3 min readFeb 24, 2026 07:21 AM IST
First published on: Feb 24, 2026 at 07:11 AM IST
The success against Left-Wing Extremism (LWE) can be measured across three registers. The first is state capacity and policies that take the fight to the armed cadres of the Communist Party of India (Maoist). The second is the concerted efforts to facilitate the surrenders and rehabilitation of those who were, till recently, “waging war” against the Indian state. On the ideological front, splits within the Maoist leadership, as well as recognition of the futility of “armed struggle”, have weakened the Maoists. The reported surrender of the highest-ranking Maoist, Thippiri Tirupathi alias “Devuji”, along with 20 other cadres in Telangana, marks the near end of the LWE, ahead of the central government’s March 31 deadline.
Nearly 2,000 Maoist cadres have surrendered since 2024. This has been backed by local intelligence and the spread of forward posts in the remote and forested areas of the “red corridor” across Jharkhand, Chhattisgarh, Maharashtra, Andhra Pradesh and Telangana. The neutralisation of Nambala Keshava Rao, alias Basavaraju, the then general secretary of the Communist Party of India (Maoist), in May 2025, pushed the Maoists further onto the back foot. The killing of Madvi Hidma, head of Batallion 1, in November last year, and Modiyam Vella, commander of Company No 2 ,in December, dealt body blows to the People’s Liberation Guerrilla Army. The Maoists, though, are not merely an armed band — they are also the bearers of a political ideology. On this front, the surrender of Mallojula Venugopal Rao (alias Sonu), one of the chief ideologues of the Naxal movement, was a major gain.

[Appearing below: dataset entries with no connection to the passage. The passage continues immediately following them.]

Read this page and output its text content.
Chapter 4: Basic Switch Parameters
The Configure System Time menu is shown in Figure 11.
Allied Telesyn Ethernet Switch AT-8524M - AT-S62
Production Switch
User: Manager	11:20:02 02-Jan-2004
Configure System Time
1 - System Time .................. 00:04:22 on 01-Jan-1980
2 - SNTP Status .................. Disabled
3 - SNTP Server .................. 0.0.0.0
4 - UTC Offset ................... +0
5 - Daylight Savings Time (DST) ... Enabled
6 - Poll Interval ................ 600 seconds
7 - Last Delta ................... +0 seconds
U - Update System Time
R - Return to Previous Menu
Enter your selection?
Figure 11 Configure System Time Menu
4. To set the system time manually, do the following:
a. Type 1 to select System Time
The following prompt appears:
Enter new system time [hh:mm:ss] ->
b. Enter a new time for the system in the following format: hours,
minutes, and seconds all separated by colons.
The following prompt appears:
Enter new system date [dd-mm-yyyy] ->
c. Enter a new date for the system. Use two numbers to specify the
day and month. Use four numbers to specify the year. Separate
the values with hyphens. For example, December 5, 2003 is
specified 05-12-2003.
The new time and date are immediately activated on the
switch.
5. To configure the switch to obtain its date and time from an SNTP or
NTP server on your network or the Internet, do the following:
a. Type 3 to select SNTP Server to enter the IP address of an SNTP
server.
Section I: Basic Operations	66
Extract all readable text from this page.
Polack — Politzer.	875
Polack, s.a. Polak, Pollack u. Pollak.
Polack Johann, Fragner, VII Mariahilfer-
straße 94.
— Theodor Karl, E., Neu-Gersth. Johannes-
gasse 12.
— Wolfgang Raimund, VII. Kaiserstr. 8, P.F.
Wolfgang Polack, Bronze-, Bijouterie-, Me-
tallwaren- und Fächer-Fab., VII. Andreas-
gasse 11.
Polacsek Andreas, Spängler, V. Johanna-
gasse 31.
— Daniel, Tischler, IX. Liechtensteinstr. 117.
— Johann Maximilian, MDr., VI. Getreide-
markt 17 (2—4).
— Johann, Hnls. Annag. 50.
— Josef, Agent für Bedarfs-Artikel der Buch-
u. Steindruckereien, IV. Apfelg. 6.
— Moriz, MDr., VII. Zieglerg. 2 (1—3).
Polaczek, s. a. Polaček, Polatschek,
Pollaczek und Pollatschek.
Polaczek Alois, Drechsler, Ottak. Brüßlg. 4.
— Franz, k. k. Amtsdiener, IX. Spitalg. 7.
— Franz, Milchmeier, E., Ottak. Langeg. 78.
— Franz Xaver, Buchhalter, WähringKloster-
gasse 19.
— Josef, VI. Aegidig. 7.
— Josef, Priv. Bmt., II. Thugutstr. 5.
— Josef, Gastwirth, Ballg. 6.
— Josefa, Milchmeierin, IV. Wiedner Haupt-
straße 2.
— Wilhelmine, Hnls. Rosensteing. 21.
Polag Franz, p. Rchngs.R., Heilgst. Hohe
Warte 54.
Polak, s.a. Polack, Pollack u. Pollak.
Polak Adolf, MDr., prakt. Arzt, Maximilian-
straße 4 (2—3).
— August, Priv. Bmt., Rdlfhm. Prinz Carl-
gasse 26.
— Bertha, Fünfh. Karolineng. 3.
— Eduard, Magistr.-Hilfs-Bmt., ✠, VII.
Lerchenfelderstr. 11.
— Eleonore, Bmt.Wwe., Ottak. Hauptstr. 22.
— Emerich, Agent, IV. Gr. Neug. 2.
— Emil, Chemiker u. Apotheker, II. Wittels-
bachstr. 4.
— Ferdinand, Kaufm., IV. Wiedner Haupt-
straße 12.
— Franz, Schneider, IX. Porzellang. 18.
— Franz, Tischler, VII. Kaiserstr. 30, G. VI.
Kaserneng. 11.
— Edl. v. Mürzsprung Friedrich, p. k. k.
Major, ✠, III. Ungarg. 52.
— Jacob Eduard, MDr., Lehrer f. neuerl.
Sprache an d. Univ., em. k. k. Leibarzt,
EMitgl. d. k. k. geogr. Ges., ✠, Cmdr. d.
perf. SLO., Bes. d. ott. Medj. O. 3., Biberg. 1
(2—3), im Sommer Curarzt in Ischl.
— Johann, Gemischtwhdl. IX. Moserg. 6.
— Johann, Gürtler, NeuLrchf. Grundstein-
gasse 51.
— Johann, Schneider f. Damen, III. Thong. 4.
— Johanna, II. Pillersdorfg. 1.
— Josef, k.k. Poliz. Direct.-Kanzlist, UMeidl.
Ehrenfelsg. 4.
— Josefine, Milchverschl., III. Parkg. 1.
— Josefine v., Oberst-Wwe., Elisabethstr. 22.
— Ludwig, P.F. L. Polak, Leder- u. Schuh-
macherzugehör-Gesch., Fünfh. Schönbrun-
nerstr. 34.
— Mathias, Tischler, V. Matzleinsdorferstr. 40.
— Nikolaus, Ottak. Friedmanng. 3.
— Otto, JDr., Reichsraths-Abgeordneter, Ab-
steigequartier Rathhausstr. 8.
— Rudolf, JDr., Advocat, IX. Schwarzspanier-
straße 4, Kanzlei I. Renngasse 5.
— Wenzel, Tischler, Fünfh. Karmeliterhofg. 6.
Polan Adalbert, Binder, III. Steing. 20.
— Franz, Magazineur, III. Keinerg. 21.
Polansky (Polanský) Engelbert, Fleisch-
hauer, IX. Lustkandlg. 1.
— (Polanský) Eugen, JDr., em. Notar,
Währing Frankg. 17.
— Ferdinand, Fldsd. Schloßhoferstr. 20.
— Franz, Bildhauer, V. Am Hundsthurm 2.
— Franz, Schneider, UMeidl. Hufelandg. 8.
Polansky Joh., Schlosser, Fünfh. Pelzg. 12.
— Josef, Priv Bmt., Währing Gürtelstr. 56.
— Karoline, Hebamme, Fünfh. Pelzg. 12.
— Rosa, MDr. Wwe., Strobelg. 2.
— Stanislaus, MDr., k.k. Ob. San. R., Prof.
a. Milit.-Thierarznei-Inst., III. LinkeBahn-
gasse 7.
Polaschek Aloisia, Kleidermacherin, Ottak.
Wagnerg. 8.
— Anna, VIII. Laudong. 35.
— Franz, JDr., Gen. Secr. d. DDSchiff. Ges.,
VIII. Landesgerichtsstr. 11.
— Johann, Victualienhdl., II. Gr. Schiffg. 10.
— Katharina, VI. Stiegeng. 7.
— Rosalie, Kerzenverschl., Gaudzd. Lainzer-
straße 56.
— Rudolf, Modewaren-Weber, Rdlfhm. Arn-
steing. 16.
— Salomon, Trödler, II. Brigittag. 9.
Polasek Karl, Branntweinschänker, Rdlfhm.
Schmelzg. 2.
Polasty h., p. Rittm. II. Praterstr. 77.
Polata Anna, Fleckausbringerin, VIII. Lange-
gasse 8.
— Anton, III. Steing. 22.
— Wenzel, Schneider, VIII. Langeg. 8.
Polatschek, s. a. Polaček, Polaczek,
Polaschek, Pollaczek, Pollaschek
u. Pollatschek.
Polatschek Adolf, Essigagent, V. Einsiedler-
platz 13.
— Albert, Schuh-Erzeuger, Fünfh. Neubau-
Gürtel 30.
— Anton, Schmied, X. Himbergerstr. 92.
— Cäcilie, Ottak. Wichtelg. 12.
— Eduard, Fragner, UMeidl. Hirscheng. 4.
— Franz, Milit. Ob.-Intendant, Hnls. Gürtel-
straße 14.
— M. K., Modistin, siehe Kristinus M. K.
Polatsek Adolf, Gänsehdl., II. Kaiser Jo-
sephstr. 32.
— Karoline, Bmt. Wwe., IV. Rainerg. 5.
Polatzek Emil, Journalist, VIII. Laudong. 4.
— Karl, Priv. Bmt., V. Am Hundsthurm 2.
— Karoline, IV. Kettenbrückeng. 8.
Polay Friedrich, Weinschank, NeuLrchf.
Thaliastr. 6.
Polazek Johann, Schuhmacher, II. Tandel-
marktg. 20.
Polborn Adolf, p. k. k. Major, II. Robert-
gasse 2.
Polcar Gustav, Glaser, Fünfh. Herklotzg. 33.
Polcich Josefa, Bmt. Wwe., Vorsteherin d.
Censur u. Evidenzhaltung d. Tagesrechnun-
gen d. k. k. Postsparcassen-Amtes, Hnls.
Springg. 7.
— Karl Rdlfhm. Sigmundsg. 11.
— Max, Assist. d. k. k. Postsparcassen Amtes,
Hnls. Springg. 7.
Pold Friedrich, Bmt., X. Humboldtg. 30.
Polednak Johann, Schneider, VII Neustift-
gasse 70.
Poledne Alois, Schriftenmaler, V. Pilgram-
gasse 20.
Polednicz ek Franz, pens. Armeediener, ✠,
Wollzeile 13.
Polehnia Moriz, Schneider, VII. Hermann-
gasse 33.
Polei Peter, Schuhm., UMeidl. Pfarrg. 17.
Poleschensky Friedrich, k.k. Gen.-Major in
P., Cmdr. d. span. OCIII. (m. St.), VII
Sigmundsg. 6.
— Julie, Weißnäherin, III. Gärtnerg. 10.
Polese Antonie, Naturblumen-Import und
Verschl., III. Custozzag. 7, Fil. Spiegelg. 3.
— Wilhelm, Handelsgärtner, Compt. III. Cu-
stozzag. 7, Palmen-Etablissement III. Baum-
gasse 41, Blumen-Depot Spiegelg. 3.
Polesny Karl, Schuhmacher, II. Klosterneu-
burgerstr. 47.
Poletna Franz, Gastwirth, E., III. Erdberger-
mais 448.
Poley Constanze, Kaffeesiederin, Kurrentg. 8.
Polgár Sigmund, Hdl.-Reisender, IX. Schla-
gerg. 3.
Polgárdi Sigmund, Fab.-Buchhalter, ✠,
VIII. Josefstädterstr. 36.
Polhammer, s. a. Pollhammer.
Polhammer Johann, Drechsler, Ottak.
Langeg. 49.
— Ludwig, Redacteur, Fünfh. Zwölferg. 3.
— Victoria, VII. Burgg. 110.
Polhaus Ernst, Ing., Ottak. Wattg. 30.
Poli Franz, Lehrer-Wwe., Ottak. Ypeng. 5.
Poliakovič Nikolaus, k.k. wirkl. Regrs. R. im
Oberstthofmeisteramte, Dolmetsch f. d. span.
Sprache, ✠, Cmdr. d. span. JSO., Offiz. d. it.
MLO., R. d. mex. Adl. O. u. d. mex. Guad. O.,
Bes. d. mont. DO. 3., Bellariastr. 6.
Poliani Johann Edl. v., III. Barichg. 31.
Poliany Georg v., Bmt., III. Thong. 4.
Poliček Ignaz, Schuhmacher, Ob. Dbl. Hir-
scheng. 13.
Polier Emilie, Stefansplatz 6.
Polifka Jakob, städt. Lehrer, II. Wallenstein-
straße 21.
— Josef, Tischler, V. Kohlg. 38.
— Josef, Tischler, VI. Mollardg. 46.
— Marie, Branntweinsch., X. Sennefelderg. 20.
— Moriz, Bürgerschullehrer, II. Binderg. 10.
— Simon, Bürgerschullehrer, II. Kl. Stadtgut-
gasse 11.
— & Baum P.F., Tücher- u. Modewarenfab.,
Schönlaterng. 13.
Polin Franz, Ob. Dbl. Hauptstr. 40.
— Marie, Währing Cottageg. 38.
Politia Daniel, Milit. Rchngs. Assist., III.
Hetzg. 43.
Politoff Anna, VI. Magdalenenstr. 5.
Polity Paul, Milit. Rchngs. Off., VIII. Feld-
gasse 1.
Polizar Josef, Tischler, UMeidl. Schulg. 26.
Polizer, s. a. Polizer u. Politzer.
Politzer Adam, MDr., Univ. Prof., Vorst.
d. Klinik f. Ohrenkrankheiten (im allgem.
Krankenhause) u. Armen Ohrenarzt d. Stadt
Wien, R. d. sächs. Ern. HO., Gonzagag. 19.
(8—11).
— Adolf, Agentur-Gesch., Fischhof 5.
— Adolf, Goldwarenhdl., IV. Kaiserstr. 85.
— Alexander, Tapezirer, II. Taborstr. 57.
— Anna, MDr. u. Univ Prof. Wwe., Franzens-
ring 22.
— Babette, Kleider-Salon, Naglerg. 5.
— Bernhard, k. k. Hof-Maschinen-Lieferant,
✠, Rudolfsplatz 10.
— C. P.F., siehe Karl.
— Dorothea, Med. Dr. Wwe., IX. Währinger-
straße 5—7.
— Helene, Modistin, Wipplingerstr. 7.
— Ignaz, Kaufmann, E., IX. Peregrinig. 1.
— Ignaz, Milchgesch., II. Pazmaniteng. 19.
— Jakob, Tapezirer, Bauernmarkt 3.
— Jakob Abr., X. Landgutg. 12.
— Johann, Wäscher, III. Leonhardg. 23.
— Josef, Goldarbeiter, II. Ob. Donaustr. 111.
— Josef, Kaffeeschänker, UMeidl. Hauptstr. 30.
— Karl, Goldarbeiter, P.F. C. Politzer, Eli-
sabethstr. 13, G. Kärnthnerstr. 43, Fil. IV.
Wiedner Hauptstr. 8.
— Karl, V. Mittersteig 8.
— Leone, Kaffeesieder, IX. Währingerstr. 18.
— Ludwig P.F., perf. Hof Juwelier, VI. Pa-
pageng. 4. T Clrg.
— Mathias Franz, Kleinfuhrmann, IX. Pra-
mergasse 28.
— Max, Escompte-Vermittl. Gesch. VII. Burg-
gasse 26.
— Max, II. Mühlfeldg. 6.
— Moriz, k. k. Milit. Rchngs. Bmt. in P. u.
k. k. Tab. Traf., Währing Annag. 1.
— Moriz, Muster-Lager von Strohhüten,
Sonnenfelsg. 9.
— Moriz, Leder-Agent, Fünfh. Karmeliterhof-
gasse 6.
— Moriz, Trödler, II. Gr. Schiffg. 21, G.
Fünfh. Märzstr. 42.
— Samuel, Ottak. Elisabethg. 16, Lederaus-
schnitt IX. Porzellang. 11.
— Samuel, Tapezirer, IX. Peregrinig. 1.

With Devuji’s surrender, the Maoists are now estimated to have an armed cadre of just around 180 and a leadership that is all but decimated. This moment, however, calls not for triumphalism but sombre reflection. At its height, the red corridor ran through some of India’s most backward districts, where the state was often absent or, at times, coercive. Now, policy and politics need to protect and ensure both development and representation. The strength of India’s democracy lies in its capaciousness, its ability to turn critics and rebels into stakeholders. Issues like forest rights and just and transparent land acquisition must be addressed. The most marginalised must be a part of the larger India story. That, as much as the actions of the security forces, will help ensure that Naxalism does not return in any form.